2.3.5. Voor zover het betoog van [appellant] ziet op het onderhoud van de oevers heeft dit geen betrekking op het plan zelf maar op de uitvoering daarvan. Uitvoeringsaspecten kunnen in deze procedure niet aan de orde komen. Deze beroepsgrond kan derhalve buiten beschouwing blijven.
2.4. Daarnaast betoogt [appellant] dat de aanleg van de natuurvriendelijke oever recreanten zal aantrekken met als gevolg een schending van zijn privacy.
2.4.1. Het college stelt zich op het standpunt dat niet aannemelijk is dat het aantal recreanten zal toenemen waardoor overlast zou kunnen ontstaan.
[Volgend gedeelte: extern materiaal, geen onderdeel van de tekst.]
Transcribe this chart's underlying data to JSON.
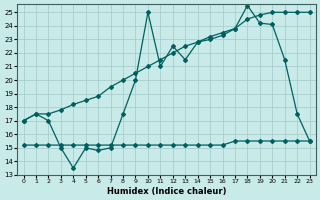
{
  "xlabel": "Humidex (Indice chaleur)",
  "bg_color": "#c8eae8",
  "grid_color": "#a8cece",
  "line_color": "#006060",
  "xlim": [
    -0.5,
    23.5
  ],
  "ylim": [
    13,
    25.6
  ],
  "yticks": [
    13,
    14,
    15,
    16,
    17,
    18,
    19,
    20,
    21,
    22,
    23,
    24,
    25
  ],
  "xticks": [
    0,
    1,
    2,
    3,
    4,
    5,
    6,
    7,
    8,
    9,
    10,
    11,
    12,
    13,
    14,
    15,
    16,
    17,
    18,
    19,
    20,
    21,
    22,
    23
  ],
  "series1_x": [
    0,
    1,
    2,
    3,
    4,
    5,
    6,
    7,
    8,
    9,
    10,
    11,
    12,
    13,
    14,
    15,
    16,
    17,
    18,
    19,
    20,
    21,
    22,
    23
  ],
  "series1_y": [
    17.0,
    17.5,
    17.0,
    15.0,
    13.5,
    15.0,
    14.8,
    15.0,
    17.5,
    20.0,
    25.0,
    21.0,
    22.5,
    21.5,
    22.8,
    23.2,
    23.5,
    23.8,
    25.5,
    24.2,
    24.1,
    21.5,
    17.5,
    15.5
  ],
  "series2_x": [
    0,
    1,
    2,
    3,
    4,
    5,
    6,
    7,
    8,
    9,
    10,
    11,
    12,
    13,
    14,
    15,
    16,
    17,
    18,
    19,
    20,
    21,
    22,
    23
  ],
  "series2_y": [
    17.0,
    17.5,
    17.5,
    17.8,
    18.2,
    18.5,
    18.8,
    19.5,
    20.0,
    20.5,
    21.0,
    21.5,
    22.0,
    22.5,
    22.8,
    23.0,
    23.3,
    23.8,
    24.5,
    24.8,
    25.0,
    25.0,
    25.0,
    25.0
  ],
  "series3_x": [
    0,
    1,
    2,
    3,
    4,
    5,
    6,
    7,
    8,
    9,
    10,
    11,
    12,
    13,
    14,
    15,
    16,
    17,
    18,
    19,
    20,
    21,
    22,
    23
  ],
  "series3_y": [
    15.2,
    15.2,
    15.2,
    15.2,
    15.2,
    15.2,
    15.2,
    15.2,
    15.2,
    15.2,
    15.2,
    15.2,
    15.2,
    15.2,
    15.2,
    15.2,
    15.2,
    15.5,
    15.5,
    15.5,
    15.5,
    15.5,
    15.5,
    15.5
  ]
}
Daarnaast zullen eventuele recreanten naar verwachting geen gebruik maken van het perceel van [appellant] om bij de oever te komen.
2.4.2. De Afdeling is van oordeel dat het college zich in redelijkheid op het standpunt heeft kunnen stellen dat het plan geen ernstige hinder door recreanten voor [appellant] zal veroorzaken. De Afdeling neemt hiertoe in aanmerking dat de woning van [appellant] op een afstand van ongeveer 200 meter van het plangebied staat, waardoor niet aannemelijk is dat zijn privacy zal worden geschaad.
2.5. In hetgeen [appellant] heeft aangevoerd ziet de Afdeling geen aanleiding voor het oordeel dat het college zich niet in redelijkheid op het standpunt heeft kunnen stellen dat het plan strekt ten behoeve van een goede ruimtelijke ordening.
In het aangevoerde wordt evenmin aanleiding gevonden voor het oordeel dat het bestreden besluit anderszins is voorbereid of genomen in strijd met het recht.
2.6. Voor een proceskostenveroordeling bestaat geen aanleiding.
De Afdeling bestuursrechtspraak van de Raad van State
Recht doende in naam der Koningin:
verklaart het beroep ongegrond.
Aldus vastgesteld door mr. Th.C. van Sloten, lid van de enkelvoudige kamer, in tegenwoordigheid van mr. B. Klein Nulent, ambtenaar van staat.